A Southern Illinois University researcher’s offshore development of a herpes vaccine, which was buoyed by a $7 million investment from Peter Thiel’s investment firm and a related organization, could now put the school’s $15 million in federal research funding at risk.
William Halford, a now-deceased professor at the university, ran clinical trials in 2016 with a weakened herpes virus on St. Kitts and Nevis, a nation consisting of two islands in the Caribbean. He was initially unable to acquire federal funding or approval from an institutional ethics review board, which is a federal requirement. But by conducting research offshore, Halford was able to avoid both federal oversight and the school of medicine’s standard safety regulations for human trials.
Halford and the co-founder of his company, Rational Vaccines, apparently tested the vaccine on themselves first to ensure its safety. They then flew 17 subjects with genital herpes to St. Kitts and injected them with three shots of the vaccine. Halford claimed that the patients experienced, on average, a threefold reduction on days with symptoms. Yet biomedical experts from Johns Hopkins and other peer institutions roundly decried the testing as dangerous and unethical since the vaccine could cause serious side effects in people who already have herpes, and the findings were rejected by a medical journal.
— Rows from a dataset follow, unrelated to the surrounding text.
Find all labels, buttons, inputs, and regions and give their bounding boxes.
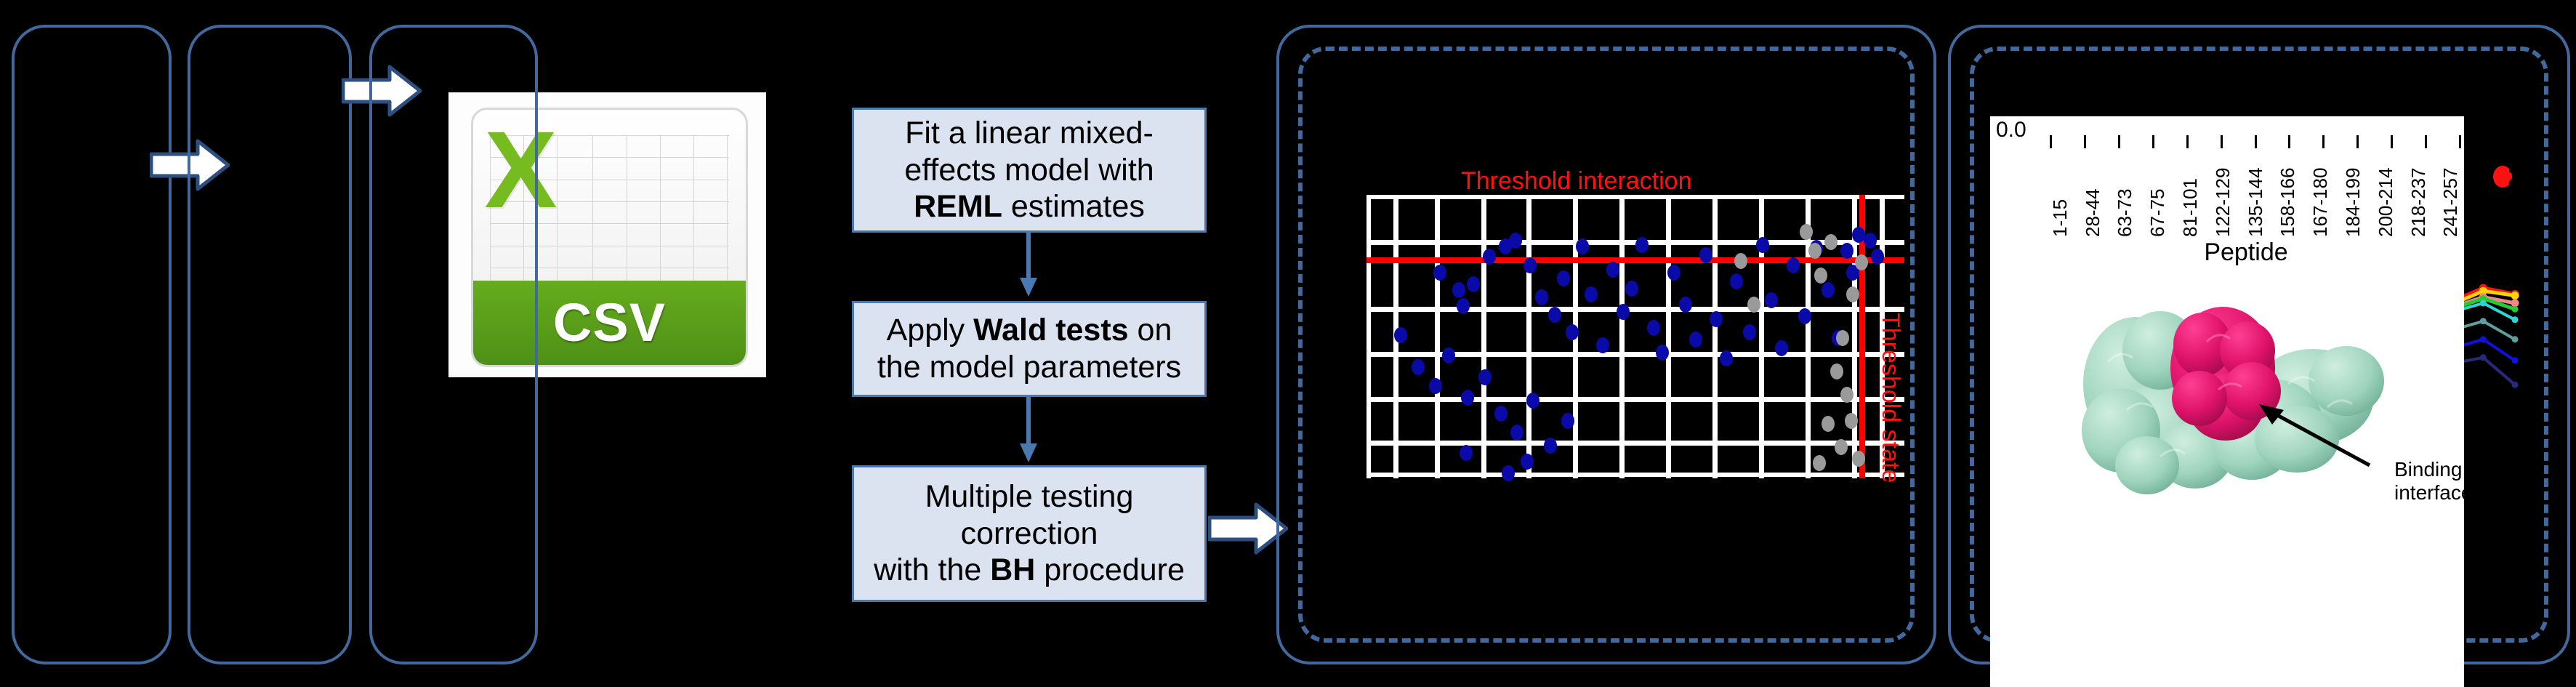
x-tick-label-7: 158-166 (2272, 150, 2305, 237)
x-tick-label-1: 28-44 (2077, 150, 2109, 237)
step-multiple-testing-text: Multiple testing correction with the BH … (874, 478, 1185, 589)
x-tick-label-text: 67-75 (2146, 150, 2169, 237)
x-axis-ticks (2050, 135, 2529, 148)
binding-interface-line1: Binding (2394, 458, 2540, 481)
threshold-interaction-line (1367, 257, 1904, 263)
threshold-interaction-label: Threshold interaction (1461, 167, 1692, 196)
panel-statistics (369, 25, 538, 664)
series-point (2512, 306, 2519, 313)
x-tick-label-5: 122-129 (2207, 150, 2239, 237)
series-point (2511, 292, 2519, 300)
x-tick-label-text: 218-237 (2407, 150, 2430, 237)
x-tick-label-3: 67-75 (2141, 150, 2174, 237)
series-point (2480, 336, 2487, 342)
series-point (2480, 300, 2487, 306)
x-tick-label-11: 218-237 (2402, 150, 2435, 237)
x-tick-label-12: 241-257 (2435, 150, 2468, 237)
x-tick-label-text: 258-266 (2472, 150, 2495, 237)
x-tick-label-9: 184-199 (2337, 150, 2370, 237)
step-multiple-testing-box[interactable]: Multiple testing correction with the BH … (852, 465, 1207, 602)
step-fit-model-box[interactable]: Fit a linear mixed- effects model with R… (852, 108, 1207, 233)
binding-interface-annotation: Binding interface (2394, 458, 2540, 505)
binding-interface-line2: interface (2394, 481, 2540, 505)
x-tick-label-10: 200-214 (2370, 150, 2402, 237)
series-point (2480, 318, 2487, 324)
panel-input (12, 25, 172, 664)
step-wald-tests-text: Apply Wald tests on the model parameters (877, 312, 1181, 385)
x-tick-label-text: 184-199 (2342, 150, 2364, 237)
x-tick-label-text: 28-44 (2082, 150, 2104, 237)
series-point (2512, 336, 2519, 342)
csv-label: CSV (553, 292, 666, 353)
x-tick-label-text: 122-129 (2212, 150, 2234, 237)
protein-structure-image (2057, 275, 2406, 515)
x-tick-label-text: 63-73 (2114, 150, 2136, 237)
step-connector-1 (1018, 233, 1039, 298)
scatter-plot (1367, 195, 1904, 478)
x-tick-label-4: 81-101 (2174, 150, 2207, 237)
x-tick-label-text: 167-180 (2309, 150, 2332, 237)
x-tick-label-text: 200-214 (2375, 150, 2397, 237)
x-axis-title: Peptide (2152, 238, 2340, 267)
series-point (2512, 382, 2519, 388)
x-tick-label-8: 167-180 (2304, 150, 2337, 237)
x-tick-label-0: 1-15 (2044, 150, 2077, 237)
series-point (2512, 357, 2519, 363)
figure-canvas: X CSV Fit a linear mixed- effects model … (0, 0, 2576, 687)
panel-data-file (188, 25, 352, 664)
x-tick-label-text: 81-101 (2179, 150, 2202, 237)
x-tick-label-2: 63-73 (2109, 150, 2142, 237)
x-tick-label-13: 258-266 (2467, 150, 2500, 237)
x-tick-label-text: 241-257 (2439, 150, 2462, 237)
threshold-state-label: Threshold state (1876, 313, 1904, 483)
x-tick-label-text: 158-166 (2277, 150, 2299, 237)
x-tick-label-text: 277-284 (2505, 150, 2527, 237)
step-connector-2 (1018, 397, 1039, 464)
x-tick-label-14: 277-284 (2500, 150, 2532, 237)
series-point (2480, 354, 2487, 361)
x-tick-label-6: 135-144 (2239, 150, 2272, 237)
y-axis-label: 0.0 (1996, 118, 2026, 142)
series-point (2512, 316, 2519, 323)
x-tick-label-text: 1-15 (2049, 150, 2072, 237)
x-tick-label-text: 135-144 (2245, 150, 2267, 237)
x-axis-tick-labels: 1-1528-4463-7367-7581-101122-129135-1441… (2044, 150, 2532, 237)
step-fit-model-text: Fit a linear mixed- effects model with R… (904, 115, 1154, 225)
step-wald-tests-box[interactable]: Apply Wald tests on the model parameters (852, 301, 1207, 397)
The St. Kitts government also launched an investigation into the trials.
As Ars Technica has pointed out, Thiel is an outspoken critic of the Food and Drug Administration for what he sees as onerous protocols, so it could be that the funding from his firm was mean to be a finger in the eye of the administration. The Silicon Valley billionaire has said of the FDA’s regulations, “You would not be able to invent the polio vaccine today.”
The State Journal Register last week obtained a correspondence between the dean of the Southern Illinois University School of Medicine, Jerry Kruse, and a representative from the U.S. Department of Health and Human Services, who was inquiring about the testing. Kruse wrote that the university’s investigation of the experiments “has determined that serious noncompliance with regulatory requirements and institutional policies and procedures occurred.”
The researchers had not received approval or supervision from the university’s oversight board, though Kruse claims the school was under the impression that Halford’s company was handling the safety and approval measures itself. Yet, according to Ars Technica, the university released a positive press release in which Halford criticized the FDA and is quoted as saying, “Many of the virus vaccines we currently put in our kids—chickenpox, mumps, measles, and rubella—were developed using live-attenuated viruses in the ’50s, ’60s and ’70s when the regulatory landscape was more relaxed… and they have worked remarkably well.”
If the Department of Health and Human Services concludes that the university violated federal rules, it could jeopardize the school’s $15 million from the government for research.